While OpenAI, Anthropic, and Google pour billions into scaling ChatGPT’s successors, the godfather of deep learning just raised $1.03 billion to prove they’re all wrong.
On March 10, Yann LeCun announced Advanced Machine Intelligence Labs (AMI Labs) secured one of the largest seed rounds ever. The Turing Award winner and former Meta Chief AI Scientist is betting that large language models are “a dead-end for superintelligence.”
LeCun’s thesis: While LLMs predict the next word, AMI Labs is building world models that predict the next state of reality. The difference matters. World models learn from video, understanding physics and causality. LLMs learn from text, understanding only patterns.
The twist: Nvidia co-led the $1.03 billion round—the same company making billions from LLM training chips. When the AI gold rush’s biggest winner hedges its bets, pay attention.
What World Models Actually Do
LLMs are impressive text predictors. Ask them what happens when you drop a glass, and they’ll describe it—but they don’t understand gravity, fragility, or consequences.
World models work differently. AMI Labs uses JEPA (Joint Embedding Predictive Architecture), LeCun’s framework that learns from video frames instead of text. It predicts in an abstract representation space, focusing on essential features while ignoring irrelevant details.
Feed JEPA sequential video frames, and it learns causality: actions lead to consequences, objects obey physics, time flows forward. Meta published V-JEPA and I-JEPA research, with PyTorch implementations on GitHub.
The architecture is action-conditioned—it can plan physical actions and predict outcomes. That’s why AMI targets robotics, aerospace, and industrial control, where “predict the next word” doesn’t work.

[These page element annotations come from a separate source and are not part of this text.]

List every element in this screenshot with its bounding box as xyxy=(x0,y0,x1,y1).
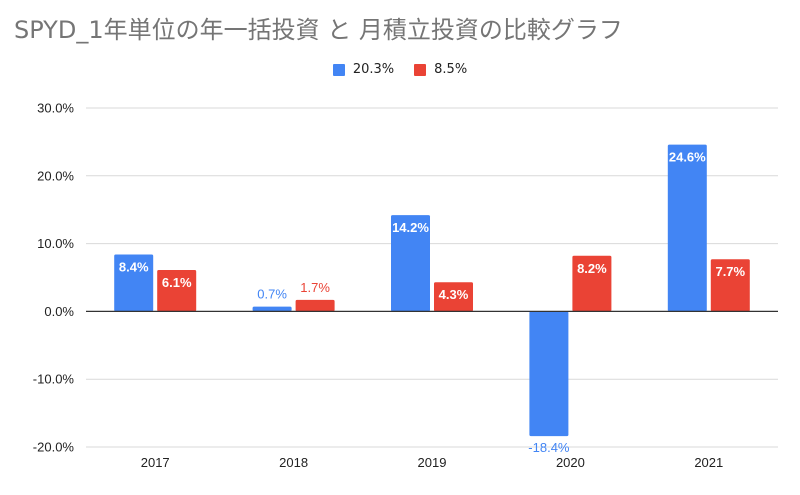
bar-data-label: 6.1% xyxy=(162,275,192,290)
bar-data-label: 24.6% xyxy=(669,150,706,165)
bar-data-label: 7.7% xyxy=(715,264,745,279)
bar-data-label: 4.3% xyxy=(439,287,469,302)
legend-item-series-2[interactable]: 8.5% xyxy=(414,62,467,77)
chart-title: SPYD_1年単位の年一括投資 と 月積立投資の比較グラフ xyxy=(14,16,623,44)
bar-data-label: 1.7% xyxy=(300,280,330,295)
bar-data-labels: 8.4% 6.1% 0.7% 1.7% 14.2% 4.3% -18.4% 8.2% 24.6%… xyxy=(119,150,746,456)
bar-data-label: 14.2% xyxy=(392,220,429,235)
y-tick-label: 30.0% xyxy=(37,101,74,116)
legend: 20.3% 8.5% xyxy=(0,62,800,77)
bar xyxy=(667,144,707,312)
bar xyxy=(114,254,154,312)
bars xyxy=(114,144,750,437)
x-axis-tick-labels: 2017 2018 2019 2020 2021 xyxy=(141,455,724,470)
bar xyxy=(295,299,335,312)
gridlines xyxy=(86,107,778,448)
y-axis-tick-labels: 30.0% 20.0% 10.0% 0.0% -10.0% -20.0% xyxy=(33,101,75,455)
y-tick-label: -20.0% xyxy=(33,440,75,455)
bar-data-label: -18.4% xyxy=(528,440,570,455)
bar-data-label: 8.2% xyxy=(577,261,607,276)
x-tick-label: 2020 xyxy=(556,455,585,470)
legend-label-series-1: 20.3% xyxy=(352,62,395,77)
x-tick-label: 2018 xyxy=(279,455,308,470)
x-tick-label: 2017 xyxy=(141,455,170,470)
legend-label-series-2: 8.5% xyxy=(434,62,468,77)
bar xyxy=(157,270,197,312)
y-tick-label: -10.0% xyxy=(33,372,75,387)
bar xyxy=(434,282,473,312)
bar xyxy=(529,311,569,437)
legend-swatch-series-2 xyxy=(414,63,427,76)
y-tick-label: 20.0% xyxy=(37,168,74,183)
x-tick-label: 2021 xyxy=(694,455,723,470)
bar xyxy=(391,215,430,312)
bar xyxy=(572,255,612,312)
legend-swatch-series-1 xyxy=(332,63,345,76)
bar xyxy=(710,259,750,312)
legend-item-series-1[interactable]: 20.3% xyxy=(332,62,395,77)
y-tick-label: 0.0% xyxy=(44,304,74,319)
bar-data-label: 8.4% xyxy=(119,259,149,274)
bar xyxy=(252,306,292,312)
x-tick-label: 2019 xyxy=(418,455,447,470)
bar-data-label: 0.7% xyxy=(257,287,287,302)
y-tick-label: 10.0% xyxy=(37,236,74,251)
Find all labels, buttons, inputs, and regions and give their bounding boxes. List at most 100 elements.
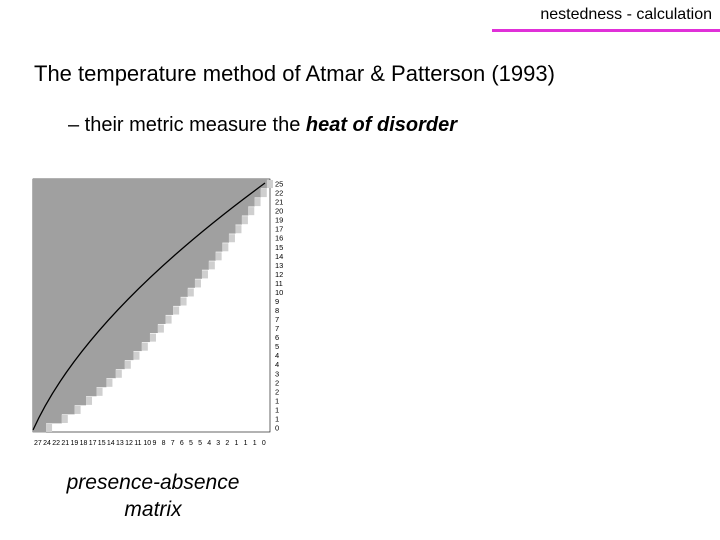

LeCun argues LLMs have fatal flaws: no physical understanding, no deliberate reasoning, and scaling makes them “more talkative but not more understanding.” AMI’s first partner is Nabla, a health AI startup, signaling that healthcare applications need more than plausible text.
The Nvidia Paradox
Nvidia’s H100 and H200 chips power nearly every major LLM. OpenAI, Anthropic, Google—all run on Nvidia silicon. The company’s AI chip dominance generated tens of billions from the LLM boom.
Yet Nvidia co-led AMI’s round, funding a startup claiming their biggest customers built the wrong technology.
Why would Nvidia bankroll the anti-LLM bet? Hardware fragmentation risk. If multiple AI paradigms emerge—world models, hybrid systems, alternatives not yet invented—hyperscalers might design custom chips, eroding Nvidia’s market share. Hedging both sides means Nvidia wins regardless of which approach dominates.
Other backers tell a similar story: Bezos Expeditions, Eric Schmidt, Tim Berners-Lee, Samsung, and Toyota. These aren’t venture capitalists chasing hype—they’re tech luminaries and industrial giants betting on fundamental AI architecture shifts.
Reality Check: 3-5 Years Is Forever
AMI’s timeline is aggressive. LeCun expects “fairly universal intelligent systems” deployable across domains in 3-5 years. That’s from a four-month-old company with zero products.
Meanwhile, LLMs aren’t standing still. Claude 4.6 Opus launched with a 1 million token context. Gemini 3.1 Pro’s reasoning scores doubled in one generation. OpenAI, Anthropic, and Google are addressing LeCun’s critiques with improved reasoning, grounding, and multimodality.
The race is on: Can AMI deliver before LLMs solve physical grounding? AMI has no revenue plans, focusing on R&D and testing with partners. Raising $1 billion buys patience, but aerospace and healthcare need proven reliability, not research demos.
What Developers Should Do
The emerging consensus: this isn’t replacement, it’s integration. Hybrid systems will combine LLMs for language understanding with world models for physical planning.
The practical take: Keep using LLMs for code generation and text tasks. But watch JEPA research on GitHub. If you’re building robotics or autonomous systems, world models are becoming critical. For enterprise apps, LLMs still dominate.
LeCun co-created convolutional neural networks and backpropagation, foundational technologies powering modern AI. When he says the industry took a wrong turn, people listen.
But declaring LLMs dead while ChatGPT runs half of GitHub is premature. Nobody knows which approach wins. Hedge your bets. Learn both paradigms. Use LLMs today. Prepare for world models tomorrow. And watch Nvidia’s next move—they’re betting on all sides, which tells you everything about how uncertain this race really is.